A necessary and sufficient criterion was given for the existence and uniqueness of a solution of a stochastic differential equation, which is a function of time and an Ito process. This criterion determines the martingale part of the Ito process, and seems to be new. The deterministic part of the Ito process may be chosen by convenience. The solution being functional, path-independence holds for the trajectories of the process, and because it is given in terms of a twice continuously differentiable function, path-independence also holds when determining its value along a piece-wise differentiable curve starting at an initial condition. Choosing a horizontal path, followed by a vertical path, this value can be determined by solving successively two ordinary differential equations. The special case where the Ito process reduces to Brownian motion leads to some simplifications.

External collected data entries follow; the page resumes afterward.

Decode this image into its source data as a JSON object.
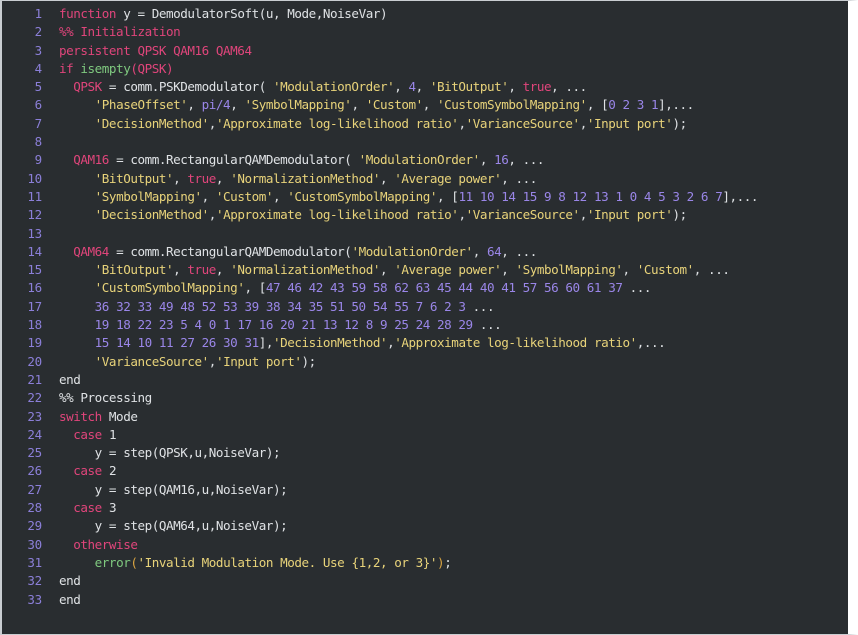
{
  "editor": {
    "name": "matlab-code-editor",
    "language": "MATLAB",
    "theme": "dark",
    "background_color": "#292d30",
    "gutter_color": "#292d30",
    "line_number_color": "#8b7fd8",
    "default_text_color": "#d7dadd",
    "string_color": "#e8d37a",
    "keyword_color": "#e0457b",
    "number_color": "#9a86e8",
    "function_color": "#7fc97f",
    "bracket_color": "#d9a441",
    "total_lines": 33,
    "first_line_number": 1
  },
  "lines": [
    {
      "number": "1",
      "text": "function y = DemodulatorSoft(u, Mode,NoiseVar)",
      "tokens": [
        {
          "t": "function",
          "c": "t-kw"
        },
        {
          "t": " y = ",
          "c": "t-plain"
        },
        {
          "t": "DemodulatorSoft",
          "c": "t-plain"
        },
        {
          "t": "(u, Mode,NoiseVar)",
          "c": "t-plain"
        }
      ]
    },
    {
      "number": "2",
      "text": "%% Initialization",
      "tokens": [
        {
          "t": "%% Initialization",
          "c": "t-comment"
        }
      ]
    },
    {
      "number": "3",
      "text": "persistent QPSK QAM16 QAM64",
      "tokens": [
        {
          "t": "persistent",
          "c": "t-kw"
        },
        {
          "t": " QPSK QAM16 QAM64",
          "c": "t-kw"
        }
      ]
    },
    {
      "number": "4",
      "text": "if isempty(QPSK)",
      "tokens": [
        {
          "t": "if ",
          "c": "t-kw"
        },
        {
          "t": "isempty",
          "c": "t-fn"
        },
        {
          "t": "(QPSK)",
          "c": "t-kw"
        }
      ]
    },
    {
      "number": "5",
      "text": "  QPSK = comm.PSKDemodulator( 'ModulationOrder', 4, 'BitOutput', true, ...",
      "tokens": [
        {
          "t": "  ",
          "c": "t-plain"
        },
        {
          "t": "QPSK",
          "c": "t-kw"
        },
        {
          "t": " = comm.PSKDemodulator( ",
          "c": "t-plain"
        },
        {
          "t": "'ModulationOrder'",
          "c": "t-str"
        },
        {
          "t": ", ",
          "c": "t-plain"
        },
        {
          "t": "4",
          "c": "t-num"
        },
        {
          "t": ", ",
          "c": "t-plain"
        },
        {
          "t": "'BitOutput'",
          "c": "t-str"
        },
        {
          "t": ", ",
          "c": "t-plain"
        },
        {
          "t": "true",
          "c": "t-kw"
        },
        {
          "t": ", ...",
          "c": "t-plain"
        }
      ]
    },
    {
      "number": "6",
      "text": "     'PhaseOffset', pi/4, 'SymbolMapping', 'Custom', 'CustomSymbolMapping', [0 2 3 1],...",
      "tokens": [
        {
          "t": "     ",
          "c": "t-plain"
        },
        {
          "t": "'PhaseOffset'",
          "c": "t-str"
        },
        {
          "t": ", ",
          "c": "t-plain"
        },
        {
          "t": "pi/4",
          "c": "t-num"
        },
        {
          "t": ", ",
          "c": "t-plain"
        },
        {
          "t": "'SymbolMapping'",
          "c": "t-str"
        },
        {
          "t": ", ",
          "c": "t-plain"
        },
        {
          "t": "'Custom'",
          "c": "t-str"
        },
        {
          "t": ", ",
          "c": "t-plain"
        },
        {
          "t": "'CustomSymbolMapping'",
          "c": "t-str"
        },
        {
          "t": ", [",
          "c": "t-plain"
        },
        {
          "t": "0 2 3 1",
          "c": "t-num"
        },
        {
          "t": "],...",
          "c": "t-plain"
        }
      ]
    },
    {
      "number": "7",
      "text": "     'DecisionMethod','Approximate log-likelihood ratio','VarianceSource','Input port');",
      "tokens": [
        {
          "t": "     ",
          "c": "t-plain"
        },
        {
          "t": "'DecisionMethod'",
          "c": "t-str"
        },
        {
          "t": ",",
          "c": "t-plain"
        },
        {
          "t": "'Approximate log-likelihood ratio'",
          "c": "t-str"
        },
        {
          "t": ",",
          "c": "t-plain"
        },
        {
          "t": "'VarianceSource'",
          "c": "t-str"
        },
        {
          "t": ",",
          "c": "t-plain"
        },
        {
          "t": "'Input port'",
          "c": "t-str"
        },
        {
          "t": ");",
          "c": "t-plain"
        }
      ]
    },
    {
      "number": "8",
      "text": "",
      "tokens": []
    },
    {
      "number": "9",
      "text": "  QAM16 = comm.RectangularQAMDemodulator( 'ModulationOrder', 16, ...",
      "tokens": [
        {
          "t": "  ",
          "c": "t-plain"
        },
        {
          "t": "QAM16",
          "c": "t-kw"
        },
        {
          "t": " = comm.RectangularQAMDemodulator( ",
          "c": "t-plain"
        },
        {
          "t": "'ModulationOrder'",
          "c": "t-str"
        },
        {
          "t": ", ",
          "c": "t-plain"
        },
        {
          "t": "16",
          "c": "t-num"
        },
        {
          "t": ", ...",
          "c": "t-plain"
        }
      ]
    },
    {
      "number": "10",
      "text": "     'BitOutput', true, 'NormalizationMethod', 'Average power', ...",
      "tokens": [
        {
          "t": "     ",
          "c": "t-plain"
        },
        {
          "t": "'BitOutput'",
          "c": "t-str"
        },
        {
          "t": ", ",
          "c": "t-plain"
        },
        {
          "t": "true",
          "c": "t-kw"
        },
        {
          "t": ", ",
          "c": "t-plain"
        },
        {
          "t": "'NormalizationMethod'",
          "c": "t-str"
        },
        {
          "t": ", ",
          "c": "t-plain"
        },
        {
          "t": "'Average power'",
          "c": "t-str"
        },
        {
          "t": ", ...",
          "c": "t-plain"
        }
      ]
    },
    {
      "number": "11",
      "text": "     'SymbolMapping', 'Custom', 'CustomSymbolMapping', [11 10 14 15 9 8 12 13 1 0 4 5 3 2 6 7],...",
      "tokens": [
        {
          "t": "     ",
          "c": "t-plain"
        },
        {
          "t": "'SymbolMapping'",
          "c": "t-str"
        },
        {
          "t": ", ",
          "c": "t-plain"
        },
        {
          "t": "'Custom'",
          "c": "t-str"
        },
        {
          "t": ", ",
          "c": "t-plain"
        },
        {
          "t": "'CustomSymbolMapping'",
          "c": "t-str"
        },
        {
          "t": ", [",
          "c": "t-plain"
        },
        {
          "t": "11 10 14 15 9 8 12 13 1 0 4 5 3 2 6 7",
          "c": "t-num"
        },
        {
          "t": "],...",
          "c": "t-plain"
        }
      ]
    },
    {
      "number": "12",
      "text": "     'DecisionMethod','Approximate log-likelihood ratio','VarianceSource','Input port');",
      "tokens": [
        {
          "t": "     ",
          "c": "t-plain"
        },
        {
          "t": "'DecisionMethod'",
          "c": "t-str"
        },
        {
          "t": ",",
          "c": "t-plain"
        },
        {
          "t": "'Approximate log-likelihood ratio'",
          "c": "t-str"
        },
        {
          "t": ",",
          "c": "t-plain"
        },
        {
          "t": "'VarianceSource'",
          "c": "t-str"
        },
        {
          "t": ",",
          "c": "t-plain"
        },
        {
          "t": "'Input port'",
          "c": "t-str"
        },
        {
          "t": ");",
          "c": "t-plain"
        }
      ]
    },
    {
      "number": "13",
      "text": "",
      "tokens": []
    },
    {
      "number": "14",
      "text": "  QAM64 = comm.RectangularQAMDemodulator('ModulationOrder', 64, ...",
      "tokens": [
        {
          "t": "  ",
          "c": "t-plain"
        },
        {
          "t": "QAM64",
          "c": "t-kw"
        },
        {
          "t": " = comm.RectangularQAMDemodulator(",
          "c": "t-plain"
        },
        {
          "t": "'ModulationOrder'",
          "c": "t-str"
        },
        {
          "t": ", ",
          "c": "t-plain"
        },
        {
          "t": "64",
          "c": "t-num"
        },
        {
          "t": ", ...",
          "c": "t-plain"
        }
      ]
    },
    {
      "number": "15",
      "text": "     'BitOutput', true, 'NormalizationMethod', 'Average power', 'SymbolMapping', 'Custom', ...",
      "tokens": [
        {
          "t": "     ",
          "c": "t-plain"
        },
        {
          "t": "'BitOutput'",
          "c": "t-str"
        },
        {
          "t": ", ",
          "c": "t-plain"
        },
        {
          "t": "true",
          "c": "t-kw"
        },
        {
          "t": ", ",
          "c": "t-plain"
        },
        {
          "t": "'NormalizationMethod'",
          "c": "t-str"
        },
        {
          "t": ", ",
          "c": "t-plain"
        },
        {
          "t": "'Average power'",
          "c": "t-str"
        },
        {
          "t": ", ",
          "c": "t-plain"
        },
        {
          "t": "'SymbolMapping'",
          "c": "t-str"
        },
        {
          "t": ", ",
          "c": "t-plain"
        },
        {
          "t": "'Custom'",
          "c": "t-str"
        },
        {
          "t": ", ...",
          "c": "t-plain"
        }
      ]
    },
    {
      "number": "16",
      "text": "     'CustomSymbolMapping', [47 46 42 43 59 58 62 63 45 44 40 41 57 56 60 61 37 ...",
      "tokens": [
        {
          "t": "     ",
          "c": "t-plain"
        },
        {
          "t": "'CustomSymbolMapping'",
          "c": "t-str"
        },
        {
          "t": ", [",
          "c": "t-plain"
        },
        {
          "t": "47 46 42 43 59 58 62 63 45 44 40 41 57 56 60 61 37",
          "c": "t-num"
        },
        {
          "t": " ...",
          "c": "t-plain"
        }
      ]
    },
    {
      "number": "17",
      "text": "     36 32 33 49 48 52 53 39 38 34 35 51 50 54 55 7 6 2 3 ...",
      "tokens": [
        {
          "t": "     ",
          "c": "t-plain"
        },
        {
          "t": "36 32 33 49 48 52 53 39 38 34 35 51 50 54 55 7 6 2 3",
          "c": "t-num"
        },
        {
          "t": " ...",
          "c": "t-plain"
        }
      ]
    },
    {
      "number": "18",
      "text": "     19 18 22 23 5 4 0 1 17 16 20 21 13 12 8 9 25 24 28 29 ...",
      "tokens": [
        {
          "t": "     ",
          "c": "t-plain"
        },
        {
          "t": "19 18 22 23 5 4 0 1 17 16 20 21 13 12 8 9 25 24 28 29",
          "c": "t-num"
        },
        {
          "t": " ...",
          "c": "t-plain"
        }
      ]
    },
    {
      "number": "19",
      "text": "     15 14 10 11 27 26 30 31],'DecisionMethod','Approximate log-likelihood ratio',...",
      "tokens": [
        {
          "t": "     ",
          "c": "t-plain"
        },
        {
          "t": "15 14 10 11 27 26 30 31",
          "c": "t-num"
        },
        {
          "t": "],",
          "c": "t-plain"
        },
        {
          "t": "'DecisionMethod'",
          "c": "t-str"
        },
        {
          "t": ",",
          "c": "t-plain"
        },
        {
          "t": "'Approximate log-likelihood ratio'",
          "c": "t-str"
        },
        {
          "t": ",...",
          "c": "t-plain"
        }
      ]
    },
    {
      "number": "20",
      "text": "     'VarianceSource','Input port');",
      "tokens": [
        {
          "t": "     ",
          "c": "t-plain"
        },
        {
          "t": "'VarianceSource'",
          "c": "t-str"
        },
        {
          "t": ",",
          "c": "t-plain"
        },
        {
          "t": "'Input port'",
          "c": "t-str"
        },
        {
          "t": ");",
          "c": "t-plain"
        }
      ]
    },
    {
      "number": "21",
      "text": "end",
      "tokens": [
        {
          "t": "end",
          "c": "t-plain"
        }
      ]
    },
    {
      "number": "22",
      "text": "%% Processing",
      "tokens": [
        {
          "t": "%% Processing",
          "c": "t-plain"
        }
      ]
    },
    {
      "number": "23",
      "text": "switch Mode",
      "tokens": [
        {
          "t": "switch",
          "c": "t-kw"
        },
        {
          "t": " Mode",
          "c": "t-plain"
        }
      ]
    },
    {
      "number": "24",
      "text": "  case 1",
      "tokens": [
        {
          "t": "  ",
          "c": "t-plain"
        },
        {
          "t": "case",
          "c": "t-case"
        },
        {
          "t": " ",
          "c": "t-plain"
        },
        {
          "t": "1",
          "c": "t-plain"
        }
      ]
    },
    {
      "number": "25",
      "text": "     y = step(QPSK,u,NoiseVar);",
      "tokens": [
        {
          "t": "     y = step(QPSK,u,NoiseVar);",
          "c": "t-plain"
        }
      ]
    },
    {
      "number": "26",
      "text": "  case 2",
      "tokens": [
        {
          "t": "  ",
          "c": "t-plain"
        },
        {
          "t": "case",
          "c": "t-case"
        },
        {
          "t": " ",
          "c": "t-plain"
        },
        {
          "t": "2",
          "c": "t-plain"
        }
      ]
    },
    {
      "number": "27",
      "text": "     y = step(QAM16,u,NoiseVar);",
      "tokens": [
        {
          "t": "     y = step(QAM16,u,NoiseVar);",
          "c": "t-plain"
        }
      ]
    },
    {
      "number": "28",
      "text": "  case 3",
      "tokens": [
        {
          "t": "  ",
          "c": "t-plain"
        },
        {
          "t": "case",
          "c": "t-case"
        },
        {
          "t": " ",
          "c": "t-plain"
        },
        {
          "t": "3",
          "c": "t-plain"
        }
      ]
    },
    {
      "number": "29",
      "text": "     y = step(QAM64,u,NoiseVar);",
      "tokens": [
        {
          "t": "     y = step(QAM64,u,NoiseVar);",
          "c": "t-plain"
        }
      ]
    },
    {
      "number": "30",
      "text": "  otherwise",
      "tokens": [
        {
          "t": "  ",
          "c": "t-plain"
        },
        {
          "t": "otherwise",
          "c": "t-case"
        }
      ]
    },
    {
      "number": "31",
      "text": "     error('Invalid Modulation Mode. Use {1,2, or 3}');",
      "tokens": [
        {
          "t": "     ",
          "c": "t-plain"
        },
        {
          "t": "error",
          "c": "t-fn"
        },
        {
          "t": "(",
          "c": "t-bracket"
        },
        {
          "t": "'Invalid Modulation Mode. Use {1,2, or 3}'",
          "c": "t-str"
        },
        {
          "t": ")",
          "c": "t-bracket"
        },
        {
          "t": ";",
          "c": "t-plain"
        }
      ]
    },
    {
      "number": "32",
      "text": "end",
      "tokens": [
        {
          "t": "end",
          "c": "t-plain"
        }
      ]
    },
    {
      "number": "33",
      "text": "end",
      "tokens": [
        {
          "t": "end",
          "c": "t-plain"
        }
      ]
    }
  ]
}
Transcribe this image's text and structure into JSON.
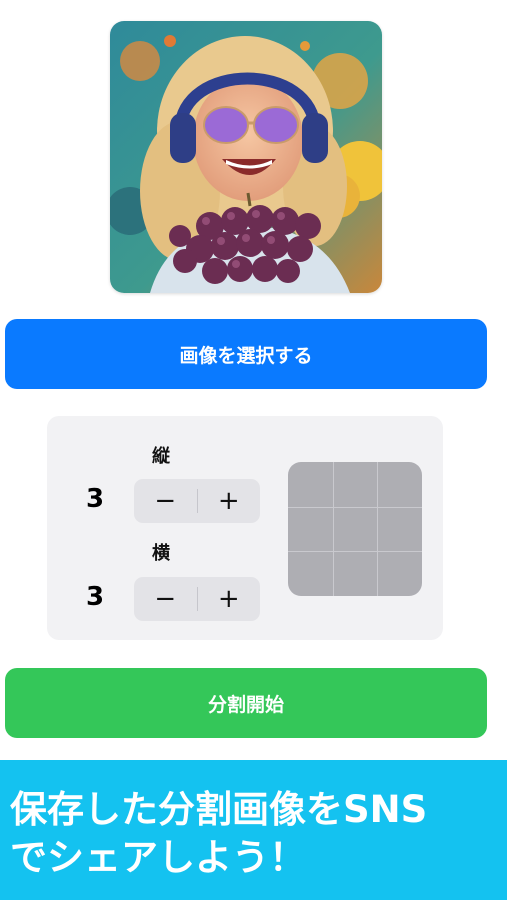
{
  "colors": {
    "select_button": "#0a7aff",
    "start_button": "#34c759",
    "banner": "#14c2f0"
  },
  "image_preview": {
    "alt": "illustration: girl with headphones and purple sunglasses holding grapes"
  },
  "select_button": {
    "label": "画像を選択する"
  },
  "split_settings": {
    "rows": {
      "label": "縦",
      "value": "3",
      "minus": "−",
      "plus": "+"
    },
    "cols": {
      "label": "横",
      "value": "3",
      "minus": "−",
      "plus": "+"
    },
    "grid_rows": 3,
    "grid_cols": 3
  },
  "start_button": {
    "label": "分割開始"
  },
  "banner": {
    "line1": "保存した分割画像をSNS",
    "line2": "でシェアしよう！"
  }
}
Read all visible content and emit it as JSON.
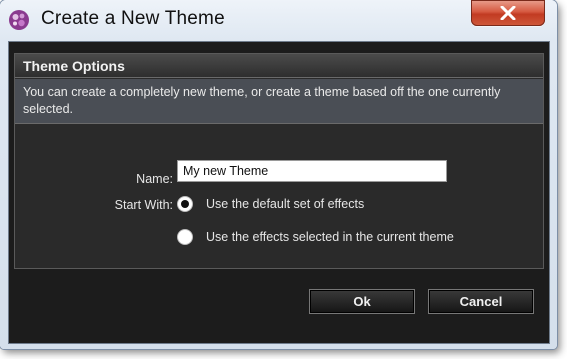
{
  "window": {
    "title": "Create a New Theme",
    "icon": "app-icon",
    "close_icon": "close-icon"
  },
  "panel": {
    "header": "Theme Options",
    "description": "You can create a completely new theme, or create a theme based off the one currently selected."
  },
  "form": {
    "name_label": "Name:",
    "name_value": "My new Theme",
    "start_label": "Start With:",
    "options": [
      {
        "label": "Use the default set of effects",
        "selected": true
      },
      {
        "label": "Use the effects selected in the current theme",
        "selected": false
      }
    ]
  },
  "buttons": {
    "ok": "Ok",
    "cancel": "Cancel"
  }
}
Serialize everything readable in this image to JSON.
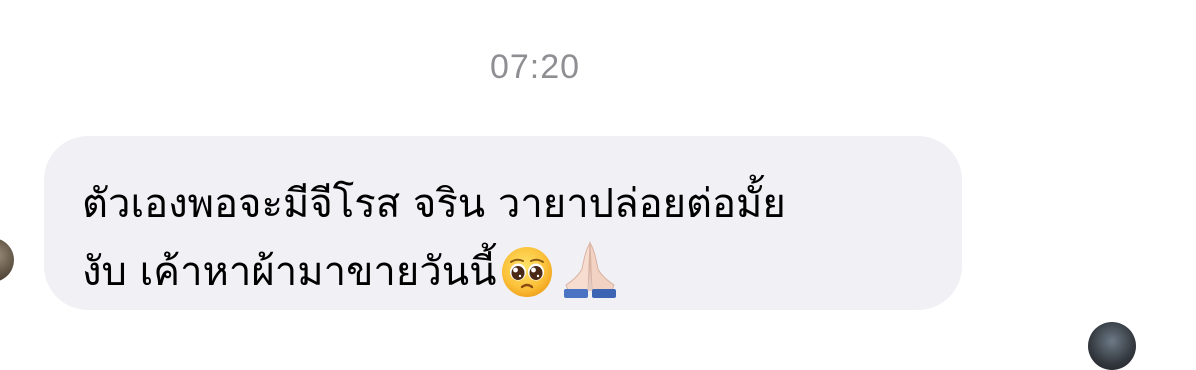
{
  "conversation": {
    "timestamp": "07:20",
    "message": {
      "line1": "ตัวเองพอจะมีจีโรส จริน วายาปล่อยต่อมั้ย",
      "line2": "งับ เค้าหาผ้ามาขายวันนี้",
      "emojis": [
        "pleading-face",
        "folded-hands"
      ]
    },
    "avatars": {
      "left": "contact-avatar",
      "right": "own-avatar"
    },
    "colors": {
      "bubble": "#f0f0f5",
      "timestamp": "#8e8e93",
      "text": "#000000",
      "background": "#ffffff"
    }
  }
}
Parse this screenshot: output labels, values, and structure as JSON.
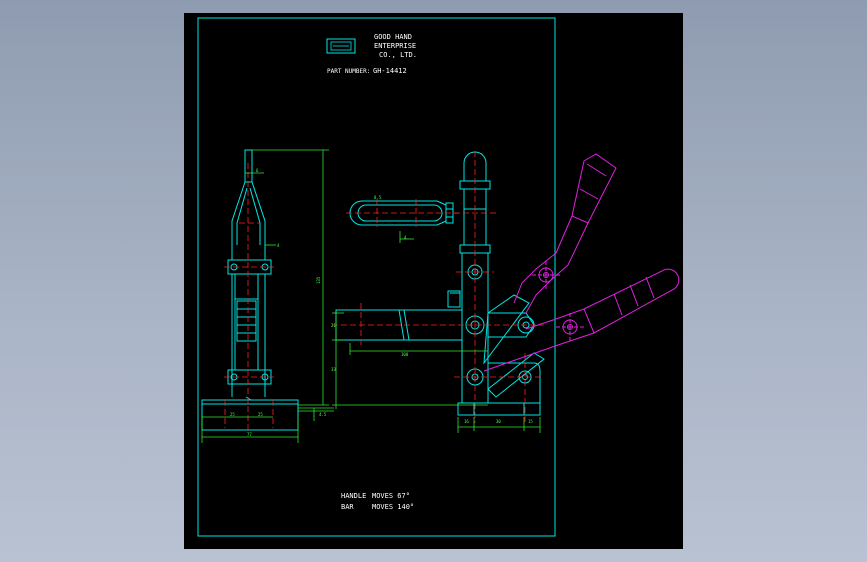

A functional solution, in particular in the case of Brownian motion with its Gaussian probability distribution, can be used as a tool to study the properties of the random variables of the process, like expectation and variance. A well-known application in this sense concerns the Black–Scholes model [17], in economics. This model states that the price of an option on an asset is determined by a self-financing stochastic process, which has the form of a stochastic differential equation. Its solution is a Geometric Brownian Motion, hence is a function of time and Brownian Motion. In particular the Black–Scholes formula for the price of a European option is given by an expectation, in terms of an integral of this function. This motivates research for applications of functional solutions in other areas outside mathematics. In particular functional solutions facilitate the study of the behavior of trajectories, which is relevant for, say, population dynamics. The presence of formulas for densities and distribution functions may also be interesting from a numerical point-of-view. For instance, usually it is easier to estimate the conditional variance of a process than its trend. As a primary guess, one could choose a trend satisfying an integration condition, and test whether the corresponding distribution function leads to a reasonable fit.